Vorinstanzen hatten die Klage der Wettbewerbszentrale abgewiesen
Streitgegenständlich war eine Werbung des Süßwarenherstellers ,,Katjes‘‘ in der Lebensmittelzeitung vom 19. Februar 2021. Dort warb das Unternehmen mit der Aussage: ,,Seit 2021 produziert Katjes alle Produkte klimaneutral‘‘. Hierneben wurde ein Label mit dem Wort ,,klimaneutral‘‘ eingeblendet sowie der Zusatz ,,Produkt climatepartner.com‘‘. Diese Internetseite mit weiteren Informationen zur behaupteten Klimaneutralität konnte durch Eingabe der Internetadresse oder durch das Scannen eines abgedruckten QR-Codes aufgerufen werden. Tatsächlich erfolgte der Herstellungsprozess der Süßwaren nicht CO2-neutral. Vielmehr hat Katjes über ein anderes Unternehmen sogenannte Klimaschutzprojekte unterstützt, mit denen CO2-Emissionen kompensiert werden. Hierin sah die Frankfurter Wettbewerbszentrale ein unlauteres Verhalten unter den Gesichtspunkten der Irreführung und des Vorenthaltens von für die geschäftliche Entscheidung wesentlichen Informationen. Die daraufhin erfolgte Klage wurde vom LG Kleve abgewiesen und auch die Berufung vor dem OLG Düsseldorf blieb ohne Erfolg. Nach ihrer Auffassung verstehe ein situationsadäquat aufmerksamer und durchschnittlich informierter Verbraucher den Begriff ,,klimaneutral‘‘ nicht im Sinne einer CO2-neutralen Produktion sondern vielmehr im Sinne einer ausgeglichen CO2-Bilanz des Unternehmens. Zwar sei darüber hinaus eine transparente Aufklärung über die konkret getroffenen Kompensationsmaßnahmen erforderlich. Hierfür sei aber die Zurverfügungstellung der Informationen auf der über den QR-Code aufrufbaren Internetseite ausreichend.

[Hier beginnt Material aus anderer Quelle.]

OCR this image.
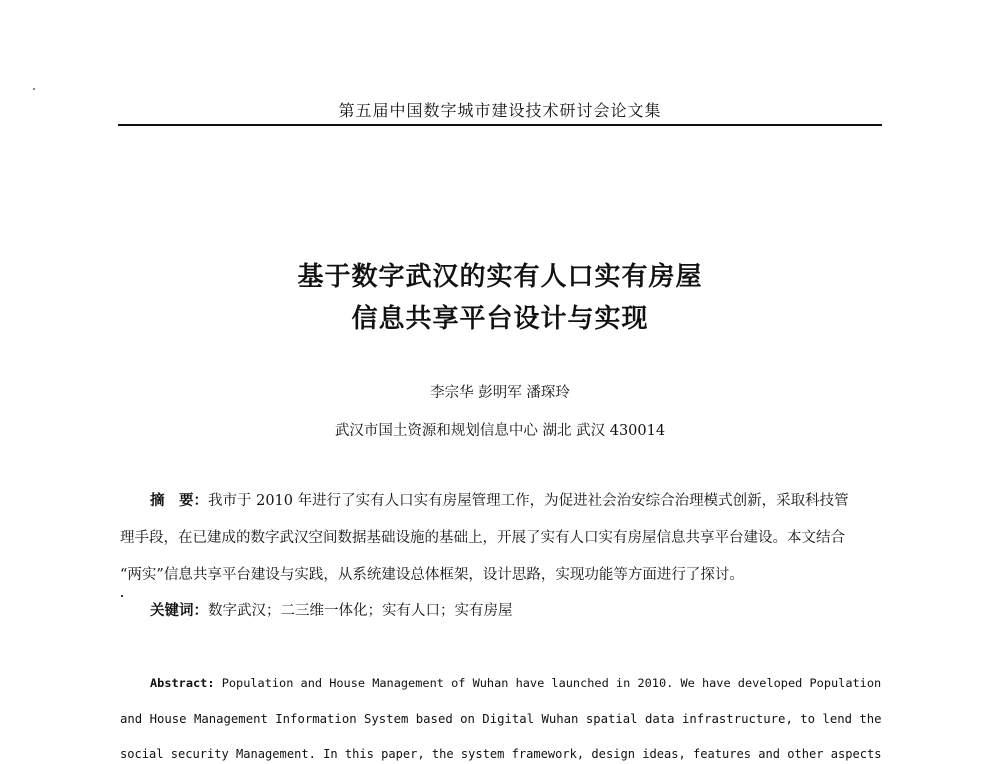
第五届中国数字城市建设技术研讨会论文集
基于数字武汉的实有人口实有房屋
信息共享平台设计与实现
李宗华 彭明军 潘琛玲
武汉市国土资源和规划信息中心 湖北 武汉 430014
摘　要：我市于 2010 年进行了实有人口实有房屋管理工作，为促进社会治安综合治理模式创新，采取科技管
理手段，在已建成的数字武汉空间数据基础设施的基础上，开展了实有人口实有房屋信息共享平台建设。本文结合
“两实”信息共享平台建设与实践，从系统建设总体框架，设计思路，实现功能等方面进行了探讨。
关键词：数字武汉；二三维一体化；实有人口；实有房屋
Abstract: Population and House Management of Wuhan have launched in 2010. We have developed Population
and House Management Information System based on Digital Wuhan spatial data infrastructure, to lend the
social security Management. In this paper, the system framework, design ideas, features and other aspects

Strenge Anforderungen an die Werbung mit umwelt- und klimabezogenen Bezeichnungen
Der BGH hingegen hat nun der Frankfurter Wettbewerbszentrale Recht gegeben, das vorangegangene Urteil aufgehoben und ihr einen Unterlassungsanspruch wegen Irreführung aus § 8 Abs. 1 Satz 1, § 3 Abs. 1, § 5 Abs. 1 UWG gegen Katjes zugesprochen.
Die Karlsruher Richter sehen in der Katjes-Werbung eine Irreführung durch aktive Täuschung (§ 5 UWG) aufgrund der Mehrdeutigkeit des Begriffes ,,klimaneutral‘‘.
,,Aus dem gesteigerten Aufklärungsbedürfnis der angesprochenen Verkehrskreise über Bedeutung und Inhalt umweltbezogener Angaben folgt, dass an die zur Vermeidung einer Irreführung erforderlichen aufklärenden Hinweise strenge Anforderungen zu stellen sind. Diese Anforderungen werden bei einer Werbung, die einen mehrdeutigen umweltbezogenen Begriff verwendet, regelmäßig nur dann erfüllt sein, wenn bereits in der Werbung selbst eindeutig und klar erläutert wird, welche konkrete Bedeutung maßgeblich ist.‘‘
Die strengen Anforderungen an Richtigkeit, Eindeutigkeit und Klarheit von Werbeaussagen, die der Bundesgerichtshof für gesundheitsbezogene Werbung aufgestellt hat, sollen dabei regelmäßig auch für die Werbung mit Umweltschutzbegriffen und -zeichen gelten. Darüber hinaus greift der BGH die in Wissenschaft und Rechtsprechung geäußerten Zweifel an der Wirksamkeit von Kompensationsmaßnahmen auf, indem er diese jedenfalls als ein Minus zu einem vollständig klimaneutralen Herstellungsprozess ansieht.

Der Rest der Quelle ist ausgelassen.